Get to know sake! Japan’s most famous of brews has multiple uses and purposes. Learn about the main difference between drinking sake and cooking sake.

 

What is sake?

Sake (日本酒) is a Japanese rice beer made of fermented rice.

Crafted from rice and water, sake is often called rice wine – however, it is brewed in a process closer to the preparation of beer rather than solely fermented like grapes for wine.

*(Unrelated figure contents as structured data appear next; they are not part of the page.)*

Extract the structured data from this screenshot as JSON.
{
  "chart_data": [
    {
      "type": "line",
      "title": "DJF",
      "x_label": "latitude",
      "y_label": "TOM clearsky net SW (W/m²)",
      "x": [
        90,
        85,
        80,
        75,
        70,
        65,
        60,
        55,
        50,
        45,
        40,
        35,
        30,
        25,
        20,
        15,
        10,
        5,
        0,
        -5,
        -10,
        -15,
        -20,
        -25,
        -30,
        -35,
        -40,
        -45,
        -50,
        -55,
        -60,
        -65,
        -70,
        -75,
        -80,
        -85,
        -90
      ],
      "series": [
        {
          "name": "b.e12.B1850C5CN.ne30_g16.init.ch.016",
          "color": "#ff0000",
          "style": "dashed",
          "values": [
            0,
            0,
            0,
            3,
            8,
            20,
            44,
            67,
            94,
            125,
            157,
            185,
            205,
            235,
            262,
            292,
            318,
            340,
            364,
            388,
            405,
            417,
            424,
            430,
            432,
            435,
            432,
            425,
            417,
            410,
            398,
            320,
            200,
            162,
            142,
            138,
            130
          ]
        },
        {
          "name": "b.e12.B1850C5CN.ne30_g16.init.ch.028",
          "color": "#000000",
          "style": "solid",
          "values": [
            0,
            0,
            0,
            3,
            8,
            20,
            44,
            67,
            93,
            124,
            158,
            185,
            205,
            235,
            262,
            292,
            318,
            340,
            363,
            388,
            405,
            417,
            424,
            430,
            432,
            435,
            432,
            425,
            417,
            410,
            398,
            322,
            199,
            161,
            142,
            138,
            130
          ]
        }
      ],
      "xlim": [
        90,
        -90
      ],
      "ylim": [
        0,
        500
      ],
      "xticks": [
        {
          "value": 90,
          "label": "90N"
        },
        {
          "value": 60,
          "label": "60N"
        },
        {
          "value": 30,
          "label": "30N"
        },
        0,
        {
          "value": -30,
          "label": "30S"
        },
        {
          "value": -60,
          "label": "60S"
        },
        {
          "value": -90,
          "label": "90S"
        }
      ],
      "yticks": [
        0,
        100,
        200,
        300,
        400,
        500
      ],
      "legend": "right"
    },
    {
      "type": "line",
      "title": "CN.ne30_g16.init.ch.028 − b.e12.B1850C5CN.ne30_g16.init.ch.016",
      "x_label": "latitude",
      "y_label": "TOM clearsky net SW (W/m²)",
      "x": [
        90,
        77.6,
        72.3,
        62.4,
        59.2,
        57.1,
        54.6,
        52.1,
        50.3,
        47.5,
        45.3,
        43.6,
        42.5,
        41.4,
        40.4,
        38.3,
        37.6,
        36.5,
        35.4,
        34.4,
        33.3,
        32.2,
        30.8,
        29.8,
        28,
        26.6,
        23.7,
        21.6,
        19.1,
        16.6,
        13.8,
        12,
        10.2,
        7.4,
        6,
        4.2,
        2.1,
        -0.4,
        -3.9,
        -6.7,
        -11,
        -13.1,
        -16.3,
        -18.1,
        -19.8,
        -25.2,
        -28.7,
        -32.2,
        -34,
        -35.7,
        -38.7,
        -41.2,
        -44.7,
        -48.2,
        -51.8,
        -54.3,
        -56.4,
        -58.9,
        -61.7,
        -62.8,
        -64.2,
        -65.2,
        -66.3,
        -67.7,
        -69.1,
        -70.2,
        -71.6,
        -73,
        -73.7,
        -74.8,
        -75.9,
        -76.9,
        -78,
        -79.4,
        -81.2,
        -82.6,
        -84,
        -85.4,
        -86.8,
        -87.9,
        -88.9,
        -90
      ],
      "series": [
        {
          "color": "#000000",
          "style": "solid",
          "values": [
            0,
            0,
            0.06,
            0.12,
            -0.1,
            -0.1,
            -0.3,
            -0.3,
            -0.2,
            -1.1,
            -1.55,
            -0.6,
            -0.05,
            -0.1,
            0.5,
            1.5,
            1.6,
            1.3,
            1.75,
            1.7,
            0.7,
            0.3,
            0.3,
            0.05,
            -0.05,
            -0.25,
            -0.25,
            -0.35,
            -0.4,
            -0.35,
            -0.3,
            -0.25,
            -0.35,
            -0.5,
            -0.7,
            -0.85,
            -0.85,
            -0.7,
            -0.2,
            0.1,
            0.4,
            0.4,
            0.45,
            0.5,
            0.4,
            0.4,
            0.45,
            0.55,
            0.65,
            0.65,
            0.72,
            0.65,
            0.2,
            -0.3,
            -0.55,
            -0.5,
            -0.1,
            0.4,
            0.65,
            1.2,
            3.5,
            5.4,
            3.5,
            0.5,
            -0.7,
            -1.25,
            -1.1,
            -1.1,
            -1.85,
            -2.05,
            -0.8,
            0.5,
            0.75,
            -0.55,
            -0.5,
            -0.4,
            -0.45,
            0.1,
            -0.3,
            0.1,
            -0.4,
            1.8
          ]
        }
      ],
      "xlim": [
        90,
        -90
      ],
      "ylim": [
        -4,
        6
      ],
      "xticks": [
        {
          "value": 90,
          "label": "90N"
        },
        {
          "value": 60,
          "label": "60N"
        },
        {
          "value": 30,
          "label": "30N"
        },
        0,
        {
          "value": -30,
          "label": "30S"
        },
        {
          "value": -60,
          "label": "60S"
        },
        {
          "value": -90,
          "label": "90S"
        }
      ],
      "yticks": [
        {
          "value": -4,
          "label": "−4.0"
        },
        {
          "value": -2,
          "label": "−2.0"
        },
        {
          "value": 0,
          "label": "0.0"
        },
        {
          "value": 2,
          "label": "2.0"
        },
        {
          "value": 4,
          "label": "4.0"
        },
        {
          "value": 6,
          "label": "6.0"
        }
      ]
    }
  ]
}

Sake is derived from rice starch which is converted to sugar – and the sugar is made into alcohol by the addition of yeast.

Cooking with sake

Just as Italians and French use wine to add depth and flavor to many dishes, the Japanese use sake in the same way. Sake can round out the flavors of a dish and has masking properties, making seafood small less “fishy”.

 Recipes using sake:

While there are many types of sake made for drinking and savoring on their own, a lower quality variation called ryorishu is used exclusively for cooking.

The difference between cooking sake and drinking sake

Ryorishu has salt added, making it unfit to drink – and adds the benefit of allowing it to be sold as a cooking ingredient in shops not licensed to sell alcohol.

But don’t think you have to use cooking sake in the kitchen exclusively. A decent to good drinking sake can really make a dish pop and add a subtle depth of flavor you might not get from cooking sake.

In fact, when it comes to cooking with sake there’s a rule of thumb:

  • You can cook with drinking sake.
  • However, you should NOT drink cooking sake.

Follow that basic rule, and you should be in good shape.

If you decide to use a drinking sake in a recipe, there’s no need to break the bank. Since you’ll be mixing it with other more assertive ingredients, going for the most expensive bottle may not be the best use of your funds or that high-end sake.

That said, I think it’s always best to use sake you’d be happy to drink on its own. (Same goes for cooking with wine!). When in doubt, ask the staff at your local liquor store.

What does sake taste like?

Since we’re not drinking the cooking sake, the following applies to sake meant to be consumed on its own.

I’ve personally always found sake to typically be smooth and mild with a dry fruitiness around the edges. Most sake tends to be warming without a sharp bite from the alcohol.

And yes, that’s a pretty broad generalization. Just like wine, beer and spirits each have unique flavor properties that can vary greatly, the same can be said for sake.

Where to buy cooking sake

The same salt content that makes ryorishu unfit to drink also means that it can be sold in grocery stores where they may not have a license to sell alcohol.

You should have no trouble tracking it down at most Asian markets. Or pick up cooking sake on Amazon.

How to store cooking sake

Keep your cooking sake in a dark, cool place and it should be good for quite a while.

It should be fine without refrigeration for 3-6 months. I store mine in a closed cabinet with my spices and cooking oils – and haven’t had a bottle go bad on me yet!